Research: AI instrument may help spot Kind 2 diabetes traits within the U.S.


The work examining risk factors down to the county level could lead to tailored public health strategies

BUFFALO, NY – A new study from the University of Buffalo reports the benefits of using artificial intelligence to better understand type 2 diabetes in the United States.

The study describes how machine learning – a subset of AI where computers act intelligently without being explicitly programmed – can help study the prevalence of the disease, which affects more than 34 million Americans, and future trends detect.

The work was led by Zia Ahmed, a senior scientist and associate research professor at the UB RENEW Institute. It was published in Nature’s Scientific Reports on March 26th.

Ahmed says the prevalence of type 2 diabetes varies significantly in the United States due to wide-ranging socio-economic and lifestyle risk factors.
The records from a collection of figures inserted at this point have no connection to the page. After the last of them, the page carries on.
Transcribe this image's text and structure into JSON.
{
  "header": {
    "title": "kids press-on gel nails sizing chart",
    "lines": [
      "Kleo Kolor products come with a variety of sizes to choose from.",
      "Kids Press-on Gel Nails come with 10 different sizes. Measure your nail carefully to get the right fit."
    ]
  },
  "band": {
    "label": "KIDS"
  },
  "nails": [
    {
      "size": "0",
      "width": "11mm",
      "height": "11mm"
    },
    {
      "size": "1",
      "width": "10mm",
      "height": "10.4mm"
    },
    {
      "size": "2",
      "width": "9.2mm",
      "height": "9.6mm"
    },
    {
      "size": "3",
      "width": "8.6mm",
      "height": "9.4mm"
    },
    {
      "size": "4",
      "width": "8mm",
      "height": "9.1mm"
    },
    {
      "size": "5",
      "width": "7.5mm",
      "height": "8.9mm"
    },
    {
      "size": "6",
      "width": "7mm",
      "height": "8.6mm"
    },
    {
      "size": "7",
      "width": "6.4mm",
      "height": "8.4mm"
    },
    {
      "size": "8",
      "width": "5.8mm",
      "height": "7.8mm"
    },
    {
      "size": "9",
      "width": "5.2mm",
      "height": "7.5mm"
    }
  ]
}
The study was based on data published in the Centers for Disease Control and Prevention (CDC) US Diabetes Monitoring System and the CDC’s Behavioral Risk Factor Surveillance System. Additional data such as six risk factors – access to higher education, poverty, obesity, physical inactivity, access to exercise areas like public parks, and access to healthy food – come from the US Census Bureau’s population estimation program.

The machine learning program used by the research team – a geographically weighted random forest model – outperforms existing methods, according to Ahmed.
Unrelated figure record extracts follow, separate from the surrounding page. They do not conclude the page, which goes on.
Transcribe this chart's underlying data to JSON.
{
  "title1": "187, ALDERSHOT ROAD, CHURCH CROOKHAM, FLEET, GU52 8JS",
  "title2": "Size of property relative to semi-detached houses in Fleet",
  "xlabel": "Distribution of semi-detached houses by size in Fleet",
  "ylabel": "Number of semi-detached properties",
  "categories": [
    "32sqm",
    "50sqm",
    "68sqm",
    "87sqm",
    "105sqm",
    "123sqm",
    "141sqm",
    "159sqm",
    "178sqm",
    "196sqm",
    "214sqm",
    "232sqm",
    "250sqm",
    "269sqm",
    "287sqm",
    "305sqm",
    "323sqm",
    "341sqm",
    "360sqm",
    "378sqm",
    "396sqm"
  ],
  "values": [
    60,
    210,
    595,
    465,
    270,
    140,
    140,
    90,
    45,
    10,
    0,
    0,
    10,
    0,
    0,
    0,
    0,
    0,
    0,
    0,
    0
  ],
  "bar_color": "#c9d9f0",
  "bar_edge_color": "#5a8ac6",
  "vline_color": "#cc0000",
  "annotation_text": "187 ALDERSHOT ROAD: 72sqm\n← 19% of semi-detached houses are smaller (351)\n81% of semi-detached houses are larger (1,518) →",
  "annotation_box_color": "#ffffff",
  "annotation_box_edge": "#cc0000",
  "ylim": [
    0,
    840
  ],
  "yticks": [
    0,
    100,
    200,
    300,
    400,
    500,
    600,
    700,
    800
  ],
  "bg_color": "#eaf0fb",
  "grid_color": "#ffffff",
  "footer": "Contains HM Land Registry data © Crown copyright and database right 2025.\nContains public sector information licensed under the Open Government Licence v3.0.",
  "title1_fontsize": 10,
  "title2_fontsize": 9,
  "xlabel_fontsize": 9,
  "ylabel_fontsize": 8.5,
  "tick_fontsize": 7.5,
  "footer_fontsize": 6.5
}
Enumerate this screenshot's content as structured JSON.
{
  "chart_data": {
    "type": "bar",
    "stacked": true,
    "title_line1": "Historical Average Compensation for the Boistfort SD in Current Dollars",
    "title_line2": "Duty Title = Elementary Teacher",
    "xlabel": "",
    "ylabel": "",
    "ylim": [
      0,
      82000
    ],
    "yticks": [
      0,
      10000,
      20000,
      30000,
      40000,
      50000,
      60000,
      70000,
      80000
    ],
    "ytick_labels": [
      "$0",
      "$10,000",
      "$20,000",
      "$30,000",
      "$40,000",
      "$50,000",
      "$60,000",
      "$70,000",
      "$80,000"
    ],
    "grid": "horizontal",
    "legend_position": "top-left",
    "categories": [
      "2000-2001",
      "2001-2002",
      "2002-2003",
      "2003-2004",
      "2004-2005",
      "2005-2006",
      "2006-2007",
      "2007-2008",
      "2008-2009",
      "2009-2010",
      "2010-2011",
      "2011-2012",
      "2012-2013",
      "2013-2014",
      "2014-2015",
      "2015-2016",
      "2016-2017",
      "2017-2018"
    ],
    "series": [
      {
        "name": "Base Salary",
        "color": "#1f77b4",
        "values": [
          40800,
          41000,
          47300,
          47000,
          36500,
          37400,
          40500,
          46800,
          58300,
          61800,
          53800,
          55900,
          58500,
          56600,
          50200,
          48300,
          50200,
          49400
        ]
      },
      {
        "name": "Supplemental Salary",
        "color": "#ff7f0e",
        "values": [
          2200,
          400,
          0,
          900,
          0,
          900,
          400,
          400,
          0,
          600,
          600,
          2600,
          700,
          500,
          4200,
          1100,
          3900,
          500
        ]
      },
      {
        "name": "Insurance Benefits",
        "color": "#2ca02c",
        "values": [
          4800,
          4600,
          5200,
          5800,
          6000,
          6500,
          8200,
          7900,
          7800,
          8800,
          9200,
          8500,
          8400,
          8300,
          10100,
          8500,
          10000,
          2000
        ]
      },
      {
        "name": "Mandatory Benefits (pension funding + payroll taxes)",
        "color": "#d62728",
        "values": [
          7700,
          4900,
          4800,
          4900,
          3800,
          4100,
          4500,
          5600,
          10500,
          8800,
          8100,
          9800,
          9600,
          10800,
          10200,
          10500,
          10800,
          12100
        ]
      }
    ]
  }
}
A better understanding of the differences in these risk factors could help in intervention and treatment approaches to reduce or prevent type 2 diabetes, says Ahmed. He adds that from a policy perspective, the study results could lead to tailored and more effective prevention strategies, which is crucial given the projected increase in diabetes.
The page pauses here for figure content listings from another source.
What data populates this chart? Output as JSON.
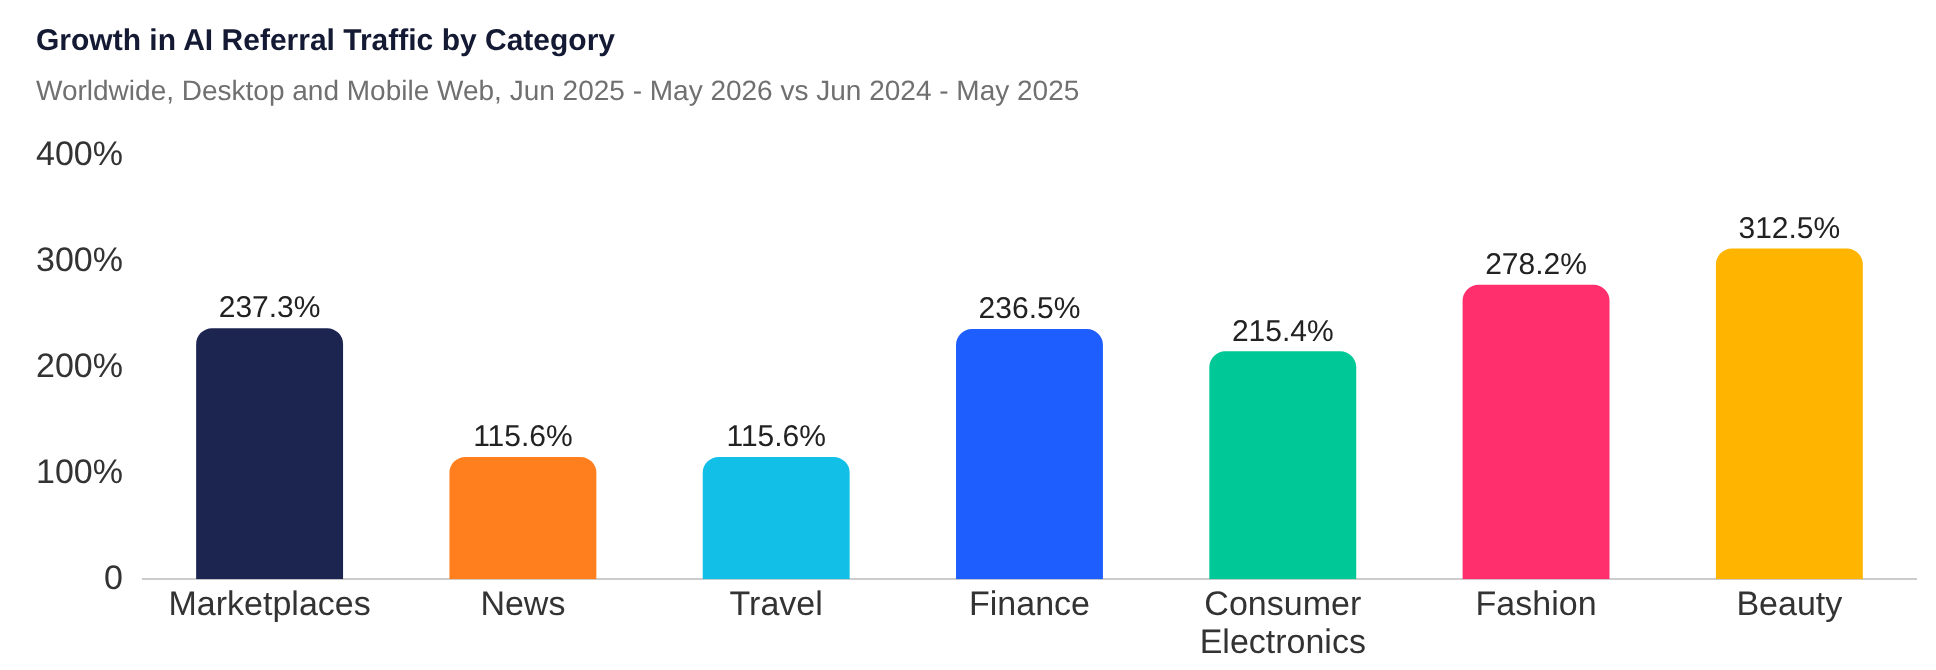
{
  "chart_data": {
    "type": "bar",
    "title": "Growth in AI Referral Traffic by Category",
    "subtitle": "Worldwide, Desktop and Mobile Web, Jun 2025 - May 2026 vs Jun 2024 - May 2025",
    "categories": [
      "Marketplaces",
      "News",
      "Travel",
      "Finance",
      "Consumer Electronics",
      "Fashion",
      "Beauty"
    ],
    "values": [
      237.3,
      115.6,
      115.6,
      236.5,
      215.4,
      278.2,
      312.5
    ],
    "colors": [
      "#1c2550",
      "#ff7f1e",
      "#12bfe6",
      "#1e5eff",
      "#00c896",
      "#ff2f6e",
      "#ffb500"
    ],
    "value_labels": [
      "237.3%",
      "115.6%",
      "115.6%",
      "236.5%",
      "215.4%",
      "278.2%",
      "312.5%"
    ],
    "ylim": [
      0,
      400
    ],
    "yticks": [
      0,
      {
        "value": 100,
        "label": "100%"
      },
      {
        "value": 200,
        "label": "200%"
      },
      {
        "value": 300,
        "label": "300%"
      },
      {
        "value": 400,
        "label": "400%"
      }
    ],
    "grid": false,
    "legend": false
  }
}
“Zia has extensive training, research and oversight experience in geospatial science in the fields of agriculture, health and the environment. His current research interest is explainable artificial intelligence (XAI) to explore the spatial heterogeneity of the local contribution to prediction. His knowledge and skills in advanced data techniques and machine learning impacts various areas of focus at RENEW, including environmental, genome and health, ”said Amit Goyal, SUNY Distinguished Professor and founding director of UB’s RENEW Institute. “Zia is an excellent mentor and works well with students at all levels. In addition to the students listed here, he has worked with many other students since his time at UB RENEW. “

Ahmed has over 20 years of environmental modeling and data analysis experience. The areas of expertise include data mining; geographic information systems, remote / proximal detection and geostatistics; linear / non-linear model, mixed effects model, multivariate statistics and machine learning; and database management.